Wilderness Safaris, which operates Bisate Lodge near Volcanoes National Park in Rwanda, has announced a reforestation project to plant trees around the park near the lodge, on a site jointly selected with the Fossey Fund. In honor of the Fossey Fund’s work, the project area will be called the “Karisoke Forest,” and will be planted with appropriate species on a 1,400-square-meter hillock.
Mountain gorillas in Rwanda live inside the protected park, a unique mountainous habitat that contains numerous trees and plants found only in this area, as well as many others that the gorillas depend on for their daily diet. Outside the park, however, the land is surrounded by human communities and agriculture, which have reduced much of the original forest cover.
“During 2017 and the first half of 2018 we planted nearly 20,000 indigenous trees adjacent to the park on a 42-hectare piece of land,” says Chris Roche, chief marketing officer of Wilderness Safaris.
And in May, 130 Fossey Fund staff at Karisoke participated in this reforestation project, by planting young Hagenia trees, after the land was cleared of non-native eucalyptus trees and other invasives, and prepared with natural fertilizer.
“It was a great day for all the Fossey staff, as each member of staff planted his or her own young Hagenia tree,” says Veronica Vecellio, the Fossey Fund’s gorilla program senior advisor and regional public relations manager. “One day there will be a full forest here.

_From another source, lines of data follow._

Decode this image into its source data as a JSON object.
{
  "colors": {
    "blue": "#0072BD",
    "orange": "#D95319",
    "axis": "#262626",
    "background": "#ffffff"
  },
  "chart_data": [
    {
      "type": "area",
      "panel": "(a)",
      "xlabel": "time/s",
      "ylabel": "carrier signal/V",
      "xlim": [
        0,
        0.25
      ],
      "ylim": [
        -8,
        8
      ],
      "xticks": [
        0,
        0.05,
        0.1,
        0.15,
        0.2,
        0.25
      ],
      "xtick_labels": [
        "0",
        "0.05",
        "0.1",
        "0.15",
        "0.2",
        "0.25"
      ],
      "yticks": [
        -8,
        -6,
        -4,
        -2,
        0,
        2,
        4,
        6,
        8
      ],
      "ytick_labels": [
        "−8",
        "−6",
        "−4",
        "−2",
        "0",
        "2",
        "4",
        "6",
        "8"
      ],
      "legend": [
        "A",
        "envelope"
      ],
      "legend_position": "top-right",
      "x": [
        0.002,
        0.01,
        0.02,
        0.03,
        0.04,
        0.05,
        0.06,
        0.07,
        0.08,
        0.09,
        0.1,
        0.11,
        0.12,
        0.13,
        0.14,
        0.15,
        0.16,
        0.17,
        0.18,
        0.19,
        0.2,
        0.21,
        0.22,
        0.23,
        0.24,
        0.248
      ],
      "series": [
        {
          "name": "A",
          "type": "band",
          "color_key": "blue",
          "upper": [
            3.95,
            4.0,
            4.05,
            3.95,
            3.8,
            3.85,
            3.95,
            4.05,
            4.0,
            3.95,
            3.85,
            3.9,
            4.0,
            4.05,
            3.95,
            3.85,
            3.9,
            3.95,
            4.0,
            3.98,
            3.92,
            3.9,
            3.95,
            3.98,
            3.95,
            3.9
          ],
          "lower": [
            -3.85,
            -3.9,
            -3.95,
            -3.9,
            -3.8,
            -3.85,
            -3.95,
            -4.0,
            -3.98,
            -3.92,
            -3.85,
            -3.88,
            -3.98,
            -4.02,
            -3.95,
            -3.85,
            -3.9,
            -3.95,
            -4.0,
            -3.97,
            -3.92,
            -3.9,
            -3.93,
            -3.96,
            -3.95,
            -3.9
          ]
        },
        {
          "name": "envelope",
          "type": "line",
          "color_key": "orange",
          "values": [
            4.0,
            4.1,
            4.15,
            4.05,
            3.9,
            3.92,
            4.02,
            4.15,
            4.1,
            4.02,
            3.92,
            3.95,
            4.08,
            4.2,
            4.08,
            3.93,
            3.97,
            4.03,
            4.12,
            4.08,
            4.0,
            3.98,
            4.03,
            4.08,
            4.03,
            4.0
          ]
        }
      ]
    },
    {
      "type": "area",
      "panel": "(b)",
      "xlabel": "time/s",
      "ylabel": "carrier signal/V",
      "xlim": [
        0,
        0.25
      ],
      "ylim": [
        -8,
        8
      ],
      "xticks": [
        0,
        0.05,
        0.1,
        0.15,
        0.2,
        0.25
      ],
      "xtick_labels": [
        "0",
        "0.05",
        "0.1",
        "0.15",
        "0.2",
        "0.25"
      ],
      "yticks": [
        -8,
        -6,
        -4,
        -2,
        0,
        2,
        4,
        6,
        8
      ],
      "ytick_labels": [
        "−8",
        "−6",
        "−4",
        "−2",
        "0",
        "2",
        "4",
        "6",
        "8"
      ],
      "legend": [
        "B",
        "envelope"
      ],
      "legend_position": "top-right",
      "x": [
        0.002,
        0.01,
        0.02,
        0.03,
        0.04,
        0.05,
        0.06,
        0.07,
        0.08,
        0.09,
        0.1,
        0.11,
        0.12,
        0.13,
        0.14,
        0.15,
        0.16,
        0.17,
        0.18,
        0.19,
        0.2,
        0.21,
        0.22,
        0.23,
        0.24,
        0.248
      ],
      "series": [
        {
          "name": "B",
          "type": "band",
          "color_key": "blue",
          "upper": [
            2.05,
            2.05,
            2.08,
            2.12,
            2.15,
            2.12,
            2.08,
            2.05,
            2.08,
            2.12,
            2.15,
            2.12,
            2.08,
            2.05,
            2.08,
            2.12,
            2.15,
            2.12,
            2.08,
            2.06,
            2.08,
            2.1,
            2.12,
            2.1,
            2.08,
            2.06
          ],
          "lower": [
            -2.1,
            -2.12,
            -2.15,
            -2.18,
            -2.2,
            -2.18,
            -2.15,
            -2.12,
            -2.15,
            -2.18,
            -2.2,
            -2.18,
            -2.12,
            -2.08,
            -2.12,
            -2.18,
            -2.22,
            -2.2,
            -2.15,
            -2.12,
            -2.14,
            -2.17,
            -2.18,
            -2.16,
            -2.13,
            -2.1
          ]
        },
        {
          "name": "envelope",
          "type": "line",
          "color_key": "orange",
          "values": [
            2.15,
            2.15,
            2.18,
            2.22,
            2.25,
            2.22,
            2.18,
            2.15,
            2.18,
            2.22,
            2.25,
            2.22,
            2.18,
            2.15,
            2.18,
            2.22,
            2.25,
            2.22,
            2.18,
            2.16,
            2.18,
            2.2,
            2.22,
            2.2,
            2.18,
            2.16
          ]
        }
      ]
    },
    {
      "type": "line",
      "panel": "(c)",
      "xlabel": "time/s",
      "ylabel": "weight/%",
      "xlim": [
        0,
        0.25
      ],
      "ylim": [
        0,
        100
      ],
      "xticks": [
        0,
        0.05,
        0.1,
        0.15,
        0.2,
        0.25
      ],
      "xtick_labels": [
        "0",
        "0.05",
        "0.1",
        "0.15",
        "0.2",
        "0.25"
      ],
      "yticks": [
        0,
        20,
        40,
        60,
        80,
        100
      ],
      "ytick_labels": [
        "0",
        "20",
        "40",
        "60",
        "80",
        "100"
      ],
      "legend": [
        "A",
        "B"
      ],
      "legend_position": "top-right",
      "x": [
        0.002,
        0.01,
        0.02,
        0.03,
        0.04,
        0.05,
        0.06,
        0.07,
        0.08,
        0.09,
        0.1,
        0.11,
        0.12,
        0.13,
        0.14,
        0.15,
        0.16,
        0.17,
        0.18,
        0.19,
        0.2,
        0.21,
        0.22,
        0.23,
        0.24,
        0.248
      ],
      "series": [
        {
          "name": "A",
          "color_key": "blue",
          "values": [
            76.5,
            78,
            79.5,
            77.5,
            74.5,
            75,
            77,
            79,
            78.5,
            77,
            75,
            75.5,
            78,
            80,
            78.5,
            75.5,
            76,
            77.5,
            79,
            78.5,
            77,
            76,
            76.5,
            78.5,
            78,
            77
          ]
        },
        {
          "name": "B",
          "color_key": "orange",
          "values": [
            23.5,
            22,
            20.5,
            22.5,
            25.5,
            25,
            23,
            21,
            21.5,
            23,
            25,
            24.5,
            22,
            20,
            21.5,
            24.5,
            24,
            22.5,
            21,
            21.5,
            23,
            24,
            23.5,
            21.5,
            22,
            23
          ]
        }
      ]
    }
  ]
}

I look forward to see these trees growing as a testimony of Karisoke’s contribution to conservation in Rwanda!”
Engaging the community
“Rather than just planting trees and watching the restoration of the site ourselves, we wanted to engage the larger community and were delighted to develop a partnership with the Fossey Fund to establish the ‘Karisoke Forest,’ on part of our reforestation plot,” says Wilderness Safari’s Roche. “What better organization to embody the long-term significance of this project for gorillas? Also, the involvement of Fossey staff from the Bisate area, as well as the organization’s engagement with local schools, will help further the broader awareness of the community about reforestation.”
“Karisoke is honored to be part of this reforestation effort,” says Felix Ndagijimana, director of Karisoke and the Fossey Fund’s Rwanda programs. “It is important not only for ecological reasons, but also for the larger impact on the Bisate community. Bisate holds a special place in the Fossey Fund’s 50-plus years of mountain gorilla conservation and the ‘Karisoke Forest’ will be a great complement to our work both inside and outside the park,” he adds.
“This type of reforestation helps biodiversity greatly, providing additional habitat for birds, invertebrates, small mammals and pollinators that once lived on this land, helping to restore important forest habitat that has been reduced over the years,” says Dr. Tara Stoinski, president and CEO/chief scientific officer of the Fossey Fund.